Objective: The aim of the study is to evaluate the effect of moderate Sicilian red wine consumption on cardiovascular risk factors and, in particular, on some inflammatory biomarkers. Methods: A total of 48 subjects of both sexes who were nondrinkers or rare drinkers of moderate red wine were selected and randomly subdivided into two groups assigned to receive with a crossover design a Sicilian red wine (Nero d'Avola or Etna Torrepalino) during meals: Group A (n ¼ 24), in whom the diet was supplemented for 4 weeks with 250 ml/day of red wine, followed by 4 weeks when they returned to their usual wine intake; and Group B (n ¼ 24), in whom the usual wine intake was maintained for 4 weeks, followed by 4 weeks when the diet was supplemented with 250 ml/day of red wine. The following were values measured in all tests: blood glucose, total and HDL-cholesterol and triglycerides, LDL-cholesterol, LDL/HDL ratio, apolipoproteins A1 and B, Lp(a), plasma C-reactive protein, TGFb1, D-Dimer, Factor VII , PAI Ag, t-PA Ag, fibrinogen, oxidized LDL Ab, total plasma antioxidant capacity.

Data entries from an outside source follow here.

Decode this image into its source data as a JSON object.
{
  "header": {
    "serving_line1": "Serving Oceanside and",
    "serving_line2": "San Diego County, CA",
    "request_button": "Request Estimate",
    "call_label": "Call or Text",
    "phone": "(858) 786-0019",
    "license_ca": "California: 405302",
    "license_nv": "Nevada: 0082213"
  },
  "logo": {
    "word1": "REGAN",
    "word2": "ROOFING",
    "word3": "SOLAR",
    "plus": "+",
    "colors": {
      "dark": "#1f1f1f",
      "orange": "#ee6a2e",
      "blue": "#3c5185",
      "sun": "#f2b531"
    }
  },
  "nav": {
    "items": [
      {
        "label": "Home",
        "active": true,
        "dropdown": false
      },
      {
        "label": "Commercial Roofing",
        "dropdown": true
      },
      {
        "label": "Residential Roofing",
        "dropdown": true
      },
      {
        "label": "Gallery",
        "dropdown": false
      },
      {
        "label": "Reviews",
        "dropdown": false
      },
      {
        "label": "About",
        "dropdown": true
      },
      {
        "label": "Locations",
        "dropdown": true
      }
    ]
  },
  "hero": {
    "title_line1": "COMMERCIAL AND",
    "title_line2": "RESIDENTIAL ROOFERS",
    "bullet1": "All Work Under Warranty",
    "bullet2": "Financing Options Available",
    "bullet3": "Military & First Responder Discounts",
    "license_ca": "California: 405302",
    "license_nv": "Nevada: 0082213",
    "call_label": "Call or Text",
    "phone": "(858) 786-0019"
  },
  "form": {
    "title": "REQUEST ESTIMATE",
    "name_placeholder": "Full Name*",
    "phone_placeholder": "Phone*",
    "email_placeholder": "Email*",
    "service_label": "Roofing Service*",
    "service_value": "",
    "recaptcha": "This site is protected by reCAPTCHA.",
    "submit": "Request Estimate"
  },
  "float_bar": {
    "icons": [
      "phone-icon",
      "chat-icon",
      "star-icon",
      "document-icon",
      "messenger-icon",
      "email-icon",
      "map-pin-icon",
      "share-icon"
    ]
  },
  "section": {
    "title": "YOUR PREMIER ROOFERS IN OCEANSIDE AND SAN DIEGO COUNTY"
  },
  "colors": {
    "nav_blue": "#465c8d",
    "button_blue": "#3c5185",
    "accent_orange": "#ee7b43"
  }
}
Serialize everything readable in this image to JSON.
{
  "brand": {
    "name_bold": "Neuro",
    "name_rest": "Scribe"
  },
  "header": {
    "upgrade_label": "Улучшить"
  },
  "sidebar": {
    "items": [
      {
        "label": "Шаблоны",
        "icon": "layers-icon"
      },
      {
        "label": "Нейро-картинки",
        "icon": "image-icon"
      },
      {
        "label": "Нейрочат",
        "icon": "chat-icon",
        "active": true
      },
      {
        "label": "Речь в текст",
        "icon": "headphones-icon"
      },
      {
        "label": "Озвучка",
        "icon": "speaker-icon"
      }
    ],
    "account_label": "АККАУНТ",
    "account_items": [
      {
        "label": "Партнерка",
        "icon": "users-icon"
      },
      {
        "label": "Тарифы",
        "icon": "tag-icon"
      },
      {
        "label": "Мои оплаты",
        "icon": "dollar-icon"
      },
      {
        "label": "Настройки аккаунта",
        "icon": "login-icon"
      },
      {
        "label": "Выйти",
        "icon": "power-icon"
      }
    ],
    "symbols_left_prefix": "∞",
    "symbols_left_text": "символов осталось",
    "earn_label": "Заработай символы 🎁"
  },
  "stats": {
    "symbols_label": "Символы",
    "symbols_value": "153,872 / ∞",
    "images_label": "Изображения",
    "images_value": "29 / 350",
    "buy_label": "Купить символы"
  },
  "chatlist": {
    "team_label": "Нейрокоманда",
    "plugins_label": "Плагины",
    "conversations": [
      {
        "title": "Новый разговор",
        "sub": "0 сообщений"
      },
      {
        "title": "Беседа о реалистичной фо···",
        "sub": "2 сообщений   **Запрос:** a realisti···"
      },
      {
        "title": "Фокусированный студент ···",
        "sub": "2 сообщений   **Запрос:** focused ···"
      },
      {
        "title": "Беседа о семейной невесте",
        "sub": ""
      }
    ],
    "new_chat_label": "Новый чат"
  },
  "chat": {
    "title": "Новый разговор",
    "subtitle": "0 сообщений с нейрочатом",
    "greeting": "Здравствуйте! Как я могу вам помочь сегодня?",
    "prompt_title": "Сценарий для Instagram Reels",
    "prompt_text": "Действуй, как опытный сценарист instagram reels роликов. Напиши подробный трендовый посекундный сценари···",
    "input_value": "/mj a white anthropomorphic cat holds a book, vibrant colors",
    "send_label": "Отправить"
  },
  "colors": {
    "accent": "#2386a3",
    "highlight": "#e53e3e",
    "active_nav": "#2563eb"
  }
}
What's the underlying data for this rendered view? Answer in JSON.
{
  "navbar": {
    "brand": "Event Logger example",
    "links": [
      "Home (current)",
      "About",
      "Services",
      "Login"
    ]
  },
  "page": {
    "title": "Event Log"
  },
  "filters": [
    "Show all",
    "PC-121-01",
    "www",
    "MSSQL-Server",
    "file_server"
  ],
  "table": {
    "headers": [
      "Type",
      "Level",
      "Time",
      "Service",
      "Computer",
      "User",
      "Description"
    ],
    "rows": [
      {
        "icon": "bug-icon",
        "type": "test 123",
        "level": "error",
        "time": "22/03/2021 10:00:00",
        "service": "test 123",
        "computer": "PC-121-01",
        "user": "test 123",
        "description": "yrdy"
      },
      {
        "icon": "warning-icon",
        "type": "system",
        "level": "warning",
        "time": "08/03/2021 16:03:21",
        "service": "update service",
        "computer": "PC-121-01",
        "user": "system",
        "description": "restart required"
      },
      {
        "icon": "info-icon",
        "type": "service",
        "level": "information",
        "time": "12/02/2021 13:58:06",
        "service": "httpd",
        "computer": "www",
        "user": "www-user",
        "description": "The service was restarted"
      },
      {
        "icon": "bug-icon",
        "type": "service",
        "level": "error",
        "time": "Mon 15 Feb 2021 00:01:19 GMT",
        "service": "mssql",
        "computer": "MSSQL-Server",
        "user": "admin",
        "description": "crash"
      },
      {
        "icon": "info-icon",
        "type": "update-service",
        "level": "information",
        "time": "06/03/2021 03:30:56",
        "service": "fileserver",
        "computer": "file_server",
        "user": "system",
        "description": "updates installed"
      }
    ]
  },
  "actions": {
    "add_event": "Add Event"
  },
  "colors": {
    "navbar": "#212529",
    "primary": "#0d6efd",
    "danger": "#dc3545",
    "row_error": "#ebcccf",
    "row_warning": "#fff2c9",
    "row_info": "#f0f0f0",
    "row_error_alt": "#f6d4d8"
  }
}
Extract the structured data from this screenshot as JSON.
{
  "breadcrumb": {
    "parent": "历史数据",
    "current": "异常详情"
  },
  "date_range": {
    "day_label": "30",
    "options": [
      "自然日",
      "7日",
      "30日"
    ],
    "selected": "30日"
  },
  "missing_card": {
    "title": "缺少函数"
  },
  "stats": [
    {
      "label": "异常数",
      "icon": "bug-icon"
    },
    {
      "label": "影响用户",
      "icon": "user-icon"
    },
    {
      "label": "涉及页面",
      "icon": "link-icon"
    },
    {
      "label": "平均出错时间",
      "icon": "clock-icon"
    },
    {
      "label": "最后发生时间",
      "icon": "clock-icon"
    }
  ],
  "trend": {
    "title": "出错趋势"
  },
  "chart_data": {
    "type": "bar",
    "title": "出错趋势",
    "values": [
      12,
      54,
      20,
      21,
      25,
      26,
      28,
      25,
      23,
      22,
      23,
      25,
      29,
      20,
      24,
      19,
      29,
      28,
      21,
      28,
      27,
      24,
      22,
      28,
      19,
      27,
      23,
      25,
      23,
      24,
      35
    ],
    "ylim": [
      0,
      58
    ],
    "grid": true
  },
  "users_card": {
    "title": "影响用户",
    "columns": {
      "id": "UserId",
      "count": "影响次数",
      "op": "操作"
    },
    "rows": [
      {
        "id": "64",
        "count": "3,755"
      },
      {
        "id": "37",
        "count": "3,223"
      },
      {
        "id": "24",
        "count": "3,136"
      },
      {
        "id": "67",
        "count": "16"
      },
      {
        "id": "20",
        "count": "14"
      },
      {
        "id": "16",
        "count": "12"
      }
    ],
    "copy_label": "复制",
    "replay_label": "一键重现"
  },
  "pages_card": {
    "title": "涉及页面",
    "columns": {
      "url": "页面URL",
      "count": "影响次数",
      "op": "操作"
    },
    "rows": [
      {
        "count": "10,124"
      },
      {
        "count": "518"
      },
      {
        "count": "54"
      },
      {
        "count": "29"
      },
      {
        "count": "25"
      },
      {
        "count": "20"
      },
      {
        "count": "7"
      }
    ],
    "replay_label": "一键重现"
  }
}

Results: At the end of the red wine intake period, LDL/HDL, fibrinogen, factor VII, plasma C-reactive protein and oxidized LDL Ab were significantly decreased, while HDL-C, Apo A1,TGFb1, t-PA, PAI and total plasma antioxidant capacity were significantly increased. Conclusions: Our results show a positive effect of two Sicilian red wines on many risk factors and on some inflammatory biomarkers, suggesting that a moderate consumption of red wine in the adult population is a positive component of the Mediterranean diet.